At 1pm the march commenced, forging a new route towards the southern peak of the mountain constituting the foundations of Iraq Burin, weaving its way through still-young olive trees, planted by local and international activists in a tree-planting action six months prior. The route was a strategic choice over the path usually taken down the steep valley opposite the village to meet with Israeli forces on the opposite hill, that gives severe disadvantage to those participating in the demonstration and tempting only diehard protesters to forge ahead. A buoyant atmosphere accompanied the lyrical and defiant chants that rung out from the crowd, featuring emotional commemorations of the village’s shahadeen (two martyrs), Ussayed and Mohammad Qaddous, who were shot dead by live ammunition from the Israeli occupation forces one month ago.
The march was obstructed by five Israeli soldiers positioned some 50 meters from the hill’s summit, flanked by two jeeps. As the march drew to a halt, and stretched out across the field to face the soldiers a further three jeeps and 20 soldiers arrived on the scene while protesters continued to chant, raising fists and flags in the air in the face of the Israeli occupation forces. After 30 minutes, the first volleys of tear gas were fired, arching high across a blue sky towards Iraq Burin village. As the village elders and children moved to the rear, and young men rushed forward to defend their lands, soldiers fired off a barrage of tear gas directly at protesters.
The demonstration ended soon after, both the military and village elders appearing cautious after the violent deaths of Mohammad and Ussayed Qaddous. Demonstrators returned to the village in high spirits however, singing, discussing ideas for next week’s round of direct action, and gulping in breaths of fresh air as the remnants of tear gas were swept off towards on the settlement on a strong southerly breeze.

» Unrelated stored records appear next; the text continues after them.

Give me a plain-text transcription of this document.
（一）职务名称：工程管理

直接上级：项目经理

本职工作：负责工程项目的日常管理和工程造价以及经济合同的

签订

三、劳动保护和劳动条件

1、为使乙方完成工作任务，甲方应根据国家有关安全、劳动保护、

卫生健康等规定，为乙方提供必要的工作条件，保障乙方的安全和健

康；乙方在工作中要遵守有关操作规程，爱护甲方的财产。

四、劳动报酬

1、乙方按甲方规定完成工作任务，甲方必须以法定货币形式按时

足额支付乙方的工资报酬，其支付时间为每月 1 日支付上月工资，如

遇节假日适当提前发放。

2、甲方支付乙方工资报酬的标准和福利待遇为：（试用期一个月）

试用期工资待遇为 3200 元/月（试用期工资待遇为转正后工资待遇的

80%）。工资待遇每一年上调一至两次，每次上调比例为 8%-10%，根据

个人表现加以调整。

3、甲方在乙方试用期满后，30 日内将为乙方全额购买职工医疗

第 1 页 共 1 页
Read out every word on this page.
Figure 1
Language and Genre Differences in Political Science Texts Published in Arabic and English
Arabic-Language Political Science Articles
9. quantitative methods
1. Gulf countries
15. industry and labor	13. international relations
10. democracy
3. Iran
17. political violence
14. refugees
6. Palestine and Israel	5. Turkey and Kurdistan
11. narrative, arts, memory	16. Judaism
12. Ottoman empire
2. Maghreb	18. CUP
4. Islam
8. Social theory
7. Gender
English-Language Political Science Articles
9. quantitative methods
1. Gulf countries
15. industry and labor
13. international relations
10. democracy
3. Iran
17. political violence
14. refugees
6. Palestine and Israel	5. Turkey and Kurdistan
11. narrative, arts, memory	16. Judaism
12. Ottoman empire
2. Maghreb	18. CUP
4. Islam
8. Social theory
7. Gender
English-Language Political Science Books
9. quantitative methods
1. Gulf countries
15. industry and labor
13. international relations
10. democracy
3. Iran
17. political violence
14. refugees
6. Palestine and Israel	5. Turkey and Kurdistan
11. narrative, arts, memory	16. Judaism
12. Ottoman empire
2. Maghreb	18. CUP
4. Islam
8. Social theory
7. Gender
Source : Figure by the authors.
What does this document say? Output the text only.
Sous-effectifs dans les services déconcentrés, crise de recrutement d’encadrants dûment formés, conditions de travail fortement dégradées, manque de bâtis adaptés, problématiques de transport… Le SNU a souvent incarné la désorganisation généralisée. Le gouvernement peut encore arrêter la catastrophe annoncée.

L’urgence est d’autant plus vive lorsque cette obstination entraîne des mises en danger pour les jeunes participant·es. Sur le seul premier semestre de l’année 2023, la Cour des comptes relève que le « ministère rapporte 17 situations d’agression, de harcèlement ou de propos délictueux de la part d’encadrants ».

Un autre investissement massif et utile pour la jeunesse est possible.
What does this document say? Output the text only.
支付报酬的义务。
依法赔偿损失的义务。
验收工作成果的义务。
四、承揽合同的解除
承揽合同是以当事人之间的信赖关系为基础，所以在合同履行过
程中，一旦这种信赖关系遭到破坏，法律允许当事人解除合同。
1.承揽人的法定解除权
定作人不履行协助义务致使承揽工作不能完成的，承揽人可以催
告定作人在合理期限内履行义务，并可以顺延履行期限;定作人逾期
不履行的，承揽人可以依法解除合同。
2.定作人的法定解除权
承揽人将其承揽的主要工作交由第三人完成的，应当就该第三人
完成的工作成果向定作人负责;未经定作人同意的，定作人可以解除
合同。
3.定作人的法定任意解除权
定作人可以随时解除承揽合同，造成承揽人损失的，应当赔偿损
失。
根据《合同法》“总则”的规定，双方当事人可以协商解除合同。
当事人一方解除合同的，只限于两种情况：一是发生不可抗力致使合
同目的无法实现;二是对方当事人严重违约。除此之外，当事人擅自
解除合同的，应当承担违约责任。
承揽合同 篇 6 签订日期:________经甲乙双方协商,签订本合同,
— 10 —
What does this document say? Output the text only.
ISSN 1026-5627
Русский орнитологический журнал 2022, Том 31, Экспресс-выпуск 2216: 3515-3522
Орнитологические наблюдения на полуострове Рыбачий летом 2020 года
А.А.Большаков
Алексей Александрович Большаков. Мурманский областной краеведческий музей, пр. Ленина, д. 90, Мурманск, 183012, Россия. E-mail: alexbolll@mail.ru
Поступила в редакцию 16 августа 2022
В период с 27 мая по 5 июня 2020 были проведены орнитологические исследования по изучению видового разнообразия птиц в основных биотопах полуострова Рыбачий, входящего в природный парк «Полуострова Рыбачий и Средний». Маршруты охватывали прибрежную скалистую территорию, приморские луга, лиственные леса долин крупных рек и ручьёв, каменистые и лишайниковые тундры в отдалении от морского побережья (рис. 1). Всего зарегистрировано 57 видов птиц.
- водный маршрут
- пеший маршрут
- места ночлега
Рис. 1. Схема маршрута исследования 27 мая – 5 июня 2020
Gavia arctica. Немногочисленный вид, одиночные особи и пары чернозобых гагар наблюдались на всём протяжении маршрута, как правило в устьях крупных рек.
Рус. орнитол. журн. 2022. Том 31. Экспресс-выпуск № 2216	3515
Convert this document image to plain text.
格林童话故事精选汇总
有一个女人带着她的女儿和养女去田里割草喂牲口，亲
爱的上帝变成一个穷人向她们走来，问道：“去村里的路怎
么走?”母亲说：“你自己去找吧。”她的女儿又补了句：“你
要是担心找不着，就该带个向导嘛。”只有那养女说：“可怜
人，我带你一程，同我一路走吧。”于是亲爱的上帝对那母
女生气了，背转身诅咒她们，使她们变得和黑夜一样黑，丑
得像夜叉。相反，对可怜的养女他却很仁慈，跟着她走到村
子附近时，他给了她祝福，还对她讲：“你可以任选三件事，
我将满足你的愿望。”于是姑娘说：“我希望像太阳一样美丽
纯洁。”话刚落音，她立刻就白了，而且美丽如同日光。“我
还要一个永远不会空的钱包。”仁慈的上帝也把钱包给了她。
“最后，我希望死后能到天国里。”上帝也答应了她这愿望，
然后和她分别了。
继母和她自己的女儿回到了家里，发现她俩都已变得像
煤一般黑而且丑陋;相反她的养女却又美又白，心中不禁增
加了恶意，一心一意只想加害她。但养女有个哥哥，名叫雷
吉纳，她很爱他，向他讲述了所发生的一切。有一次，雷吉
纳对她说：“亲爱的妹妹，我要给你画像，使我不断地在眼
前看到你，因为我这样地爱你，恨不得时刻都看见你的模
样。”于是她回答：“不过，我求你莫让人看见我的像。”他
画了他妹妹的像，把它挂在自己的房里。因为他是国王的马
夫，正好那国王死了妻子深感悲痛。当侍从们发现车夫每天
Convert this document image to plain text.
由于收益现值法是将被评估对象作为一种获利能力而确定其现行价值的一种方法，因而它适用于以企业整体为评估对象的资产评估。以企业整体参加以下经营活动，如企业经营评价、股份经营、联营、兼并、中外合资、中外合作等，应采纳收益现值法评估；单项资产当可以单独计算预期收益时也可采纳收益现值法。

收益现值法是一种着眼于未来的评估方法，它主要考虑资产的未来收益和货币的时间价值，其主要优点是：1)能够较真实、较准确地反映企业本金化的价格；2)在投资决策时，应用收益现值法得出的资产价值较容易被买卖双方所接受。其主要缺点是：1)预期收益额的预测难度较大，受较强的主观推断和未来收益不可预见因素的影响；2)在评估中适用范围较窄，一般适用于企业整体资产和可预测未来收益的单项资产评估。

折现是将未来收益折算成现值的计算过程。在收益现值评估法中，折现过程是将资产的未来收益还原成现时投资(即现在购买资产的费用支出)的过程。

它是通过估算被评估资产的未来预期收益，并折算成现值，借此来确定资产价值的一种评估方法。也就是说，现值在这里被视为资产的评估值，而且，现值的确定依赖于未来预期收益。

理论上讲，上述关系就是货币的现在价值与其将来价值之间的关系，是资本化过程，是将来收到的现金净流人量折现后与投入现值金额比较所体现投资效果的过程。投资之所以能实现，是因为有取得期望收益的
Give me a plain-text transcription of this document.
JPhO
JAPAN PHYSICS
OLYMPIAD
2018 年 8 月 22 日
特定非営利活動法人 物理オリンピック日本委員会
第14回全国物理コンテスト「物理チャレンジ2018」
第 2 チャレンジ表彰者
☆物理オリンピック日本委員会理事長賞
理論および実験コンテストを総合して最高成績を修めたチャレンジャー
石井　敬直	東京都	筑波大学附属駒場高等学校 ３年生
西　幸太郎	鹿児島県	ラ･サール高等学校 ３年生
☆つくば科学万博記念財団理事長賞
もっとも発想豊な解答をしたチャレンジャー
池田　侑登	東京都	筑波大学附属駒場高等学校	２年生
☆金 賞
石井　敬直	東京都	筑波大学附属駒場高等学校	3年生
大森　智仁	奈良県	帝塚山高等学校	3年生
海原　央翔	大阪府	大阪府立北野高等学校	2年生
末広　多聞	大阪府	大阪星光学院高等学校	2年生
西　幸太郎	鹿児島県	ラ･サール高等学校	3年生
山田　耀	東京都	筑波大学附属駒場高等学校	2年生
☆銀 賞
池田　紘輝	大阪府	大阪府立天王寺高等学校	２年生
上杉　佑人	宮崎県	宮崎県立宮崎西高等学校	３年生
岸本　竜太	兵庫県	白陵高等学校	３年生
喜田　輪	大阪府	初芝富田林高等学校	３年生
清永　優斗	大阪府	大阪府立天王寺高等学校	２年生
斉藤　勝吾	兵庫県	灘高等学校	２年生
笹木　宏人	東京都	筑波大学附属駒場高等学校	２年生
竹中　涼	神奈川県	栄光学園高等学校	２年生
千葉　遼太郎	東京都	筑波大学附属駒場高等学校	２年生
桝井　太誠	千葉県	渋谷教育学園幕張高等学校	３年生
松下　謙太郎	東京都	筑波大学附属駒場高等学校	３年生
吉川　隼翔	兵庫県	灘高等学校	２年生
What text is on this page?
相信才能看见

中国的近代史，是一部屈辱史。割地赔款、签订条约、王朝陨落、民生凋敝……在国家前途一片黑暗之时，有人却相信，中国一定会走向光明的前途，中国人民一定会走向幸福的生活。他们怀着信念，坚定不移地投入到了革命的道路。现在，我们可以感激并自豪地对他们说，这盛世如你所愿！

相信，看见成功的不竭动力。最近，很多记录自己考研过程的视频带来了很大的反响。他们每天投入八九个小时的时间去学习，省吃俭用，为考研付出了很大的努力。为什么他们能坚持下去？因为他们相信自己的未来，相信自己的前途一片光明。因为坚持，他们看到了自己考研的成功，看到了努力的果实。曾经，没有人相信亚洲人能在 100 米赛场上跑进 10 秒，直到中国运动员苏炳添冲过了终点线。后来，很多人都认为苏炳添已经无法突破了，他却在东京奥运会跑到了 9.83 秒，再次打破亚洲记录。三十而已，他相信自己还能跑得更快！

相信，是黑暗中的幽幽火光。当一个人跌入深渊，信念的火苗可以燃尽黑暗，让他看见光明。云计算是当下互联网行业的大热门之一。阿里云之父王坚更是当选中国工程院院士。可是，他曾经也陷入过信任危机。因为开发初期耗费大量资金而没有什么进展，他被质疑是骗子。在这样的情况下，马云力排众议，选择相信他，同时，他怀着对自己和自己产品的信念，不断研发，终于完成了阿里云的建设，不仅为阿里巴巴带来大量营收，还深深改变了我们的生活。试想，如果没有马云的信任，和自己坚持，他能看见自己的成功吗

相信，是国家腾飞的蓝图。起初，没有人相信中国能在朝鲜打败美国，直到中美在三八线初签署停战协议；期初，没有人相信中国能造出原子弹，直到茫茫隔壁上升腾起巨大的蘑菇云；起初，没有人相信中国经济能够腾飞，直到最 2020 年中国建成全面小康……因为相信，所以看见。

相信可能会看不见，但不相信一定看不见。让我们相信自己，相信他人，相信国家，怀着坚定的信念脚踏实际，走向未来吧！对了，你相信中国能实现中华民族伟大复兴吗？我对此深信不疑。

The village of Iraq Burin began non-violently protesting the expansion of Israeli settlement Bracha in August 2009, in response to a sharp increase in provocative, and often violent attacks initiated by residents of the settlement. These attacks are frequently aided and abetted by the Israeli military, who in turn invade the village, firing rounds of tear gas, rubber-coated steel bullets and live ammunition upon Palestinian civilians.